Cooperação entre EUA e Brasil em segurança regional

Cooperação entre EUA e Brasil em segurança regional

Cooperação em segurança é vital

"Temos que ter uma aliança hemisférica muito ativa que leve à proximidade em todo o hemisfério", destaca Bernie Moreno.

Uma aliança hemisférica mais ativa em segurança é não só possível como necessária entre Estados Unidos e Brasil. A avaliação é de Bernie Moreno, senador republicano por Ohio durante painel sobre relações bilaterais na 3ª edição do Summit Valor Brazil–USA 2026, nesta quarta-feira (13), em Nova York.

“Temos que ter uma aliança hemisférica muito ativa que leve à proximidade em todo o hemisfério. Acho que todos juntos devemos perseguir esse objetivo", afirmou Moreno.

O senador, que participou do painel ao lado de Clifford Sobel, ex-embaixador americano e fundador da Valor Capital, citou o Equador e a República Dominicana como exemplos bem-sucedidos de cooperação regional e defendeu que o modelo pode ser replicado com o Brasil e outros países na região.

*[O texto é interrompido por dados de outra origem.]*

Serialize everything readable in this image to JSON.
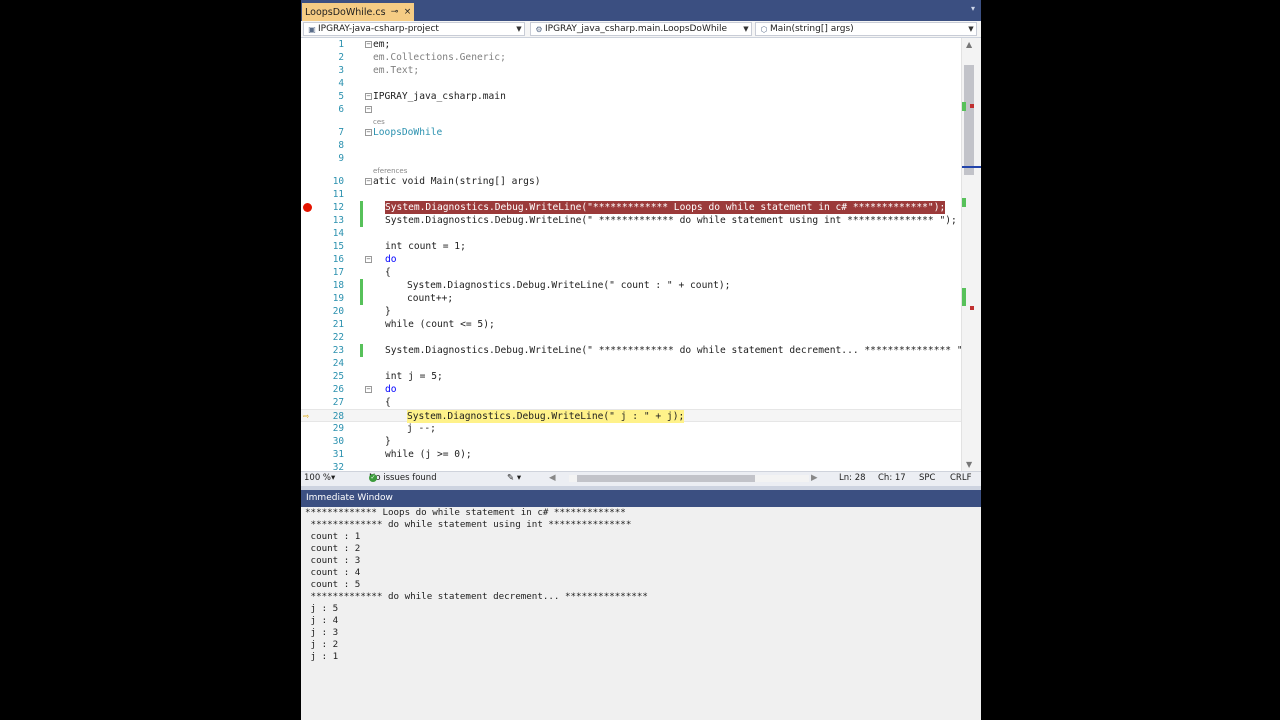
{
  "tab": {
    "label": "LoopsDoWhile.cs",
    "pin": "⊸",
    "close": "×",
    "overflow": "▾"
  },
  "navbar": {
    "project": "IPGRAY-java-csharp-project",
    "class": "IPGRAY_java_csharp.main.LoopsDoWhile",
    "method": "Main(string[] args)"
  },
  "editor": {
    "lines": [
      {
        "n": "1",
        "text": "em;"
      },
      {
        "n": "2",
        "text": "em.Collections.Generic;"
      },
      {
        "n": "3",
        "text": "em.Text;"
      },
      {
        "n": "4",
        "text": ""
      },
      {
        "n": "5",
        "text": "IPGRAY_java_csharp.main"
      },
      {
        "n": "6",
        "text": ""
      },
      {
        "n": "7",
        "text": "LoopsDoWhile",
        "ref": "ces"
      },
      {
        "n": "8",
        "text": ""
      },
      {
        "n": "9",
        "text": ""
      },
      {
        "n": "10",
        "text": "atic void Main(string[] args)",
        "ref": "eferences"
      },
      {
        "n": "11",
        "text": ""
      },
      {
        "n": "12",
        "text": "System.Diagnostics.Debug.WriteLine(\"************* Loops do while statement in c# *************\");"
      },
      {
        "n": "13",
        "text": "System.Diagnostics.Debug.WriteLine(\" ************* do while statement using int *************** \");"
      },
      {
        "n": "14",
        "text": ""
      },
      {
        "n": "15",
        "text": "int count = 1;"
      },
      {
        "n": "16",
        "text": "do"
      },
      {
        "n": "17",
        "text": "{"
      },
      {
        "n": "18",
        "text": "System.Diagnostics.Debug.WriteLine(\" count : \" + count);"
      },
      {
        "n": "19",
        "text": "count++;"
      },
      {
        "n": "20",
        "text": "}"
      },
      {
        "n": "21",
        "text": "while (count <= 5);"
      },
      {
        "n": "22",
        "text": ""
      },
      {
        "n": "23",
        "text": "System.Diagnostics.Debug.WriteLine(\" ************* do while statement decrement... *************** \");"
      },
      {
        "n": "24",
        "text": ""
      },
      {
        "n": "25",
        "text": "int j = 5;"
      },
      {
        "n": "26",
        "text": "do"
      },
      {
        "n": "27",
        "text": "{"
      },
      {
        "n": "28",
        "text": "System.Diagnostics.Debug.WriteLine(\" j : \" + j);"
      },
      {
        "n": "29",
        "text": "j --;"
      },
      {
        "n": "30",
        "text": "}"
      },
      {
        "n": "31",
        "text": "while (j >= 0);"
      },
      {
        "n": "32",
        "text": ""
      }
    ]
  },
  "status": {
    "zoom": "100 %",
    "issues": "No issues found",
    "ln": "Ln: 28",
    "ch": "Ch: 17",
    "spc": "SPC",
    "crlf": "CRLF"
  },
  "immediate": {
    "title": "Immediate Window",
    "output": [
      "************* Loops do while statement in c# *************",
      " ************* do while statement using int *************** ",
      " count : 1",
      " count : 2",
      " count : 3",
      " count : 4",
      " count : 5",
      " ************* do while statement decrement... *************** ",
      " j : 5",
      " j : 4",
      " j : 3",
      " j : 2",
      " j : 1"
    ]
  },
  "colors": {
    "tab_active": "#f5cc84",
    "title_bar": "#3b4f81",
    "breakpoint": "#e51400",
    "current_line": "#fff28a",
    "keyword": "#0000ff",
    "string": "#a31515",
    "type": "#2b91af"
  }
}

Sobel destacou que nove agências americanas já operam em cooperação com órgãos de segurança brasileiros e que as duas partes já acordaram em Washington avançar ainda mais nessa parceria. "Isso vai crescer ainda mais no futuro. Todos queremos segurança para as nossas populações", disse o ex-embaixador.

Uma nova era nas relações bilaterais

Durante o painel, ambos destacaram as oportunidades para um engajamento estratégico entre EUA e Brasil. Segundo Sobel, os dois países vivem uma nova era em sua relação bilateral, impulsionada em parte pelo crescimento das preocupações americanas com a presença chinesa na região.

"Começamos a perceber a relação estratégica que deve haver entre duas democracias líderes do mundo. O resultado dessa manhã, com os processos de resolução de disputas e questões de tarifas, destaca a cooperação que haverá no futuro", afirmou o ex-embaixador.

Sobre a influência da China na região, o senador republicano classificou a questão como um "grande problema" e defendeu restrições coordenadas entre os países ocidentais.

"O Brasil, como o resto da América Latina, deverá ser restringido, banido quase, da infraestrutura de telecomunicações e dos veículos chineses. O Brasil já foi um país que produzia muito da indústria automobilística, e a China destruir essa indústria não faz sentido. Tem que haver políticas adotadas de maneira comum no Ocidente para termos uma aliança regional", afirmou Moreno.

Valores compartilhados e combate à corrupção

Questionado sobre como propõe aproximar os dois hemisférios, o senador republicano — o primeiro nascido na América Latina na história do Senado americano — respondeu que a base do entendimento está nos valores compartilhados. "Queremos ter segurança, proteção e prosperidade. Temos recursos em cada país que complementam os do outro — eles não são concorrentes estratégicos", disse.

Para Moreno, o principal caminho para tornar a América Latina mais atrativa a investimentos passa pelo combate à corrupção. "A América Latina é corrupta há muito tempo. O movimento em direção a governos de centro e direita sem corrupção será um caminho melhor para o seu povo", afirmou.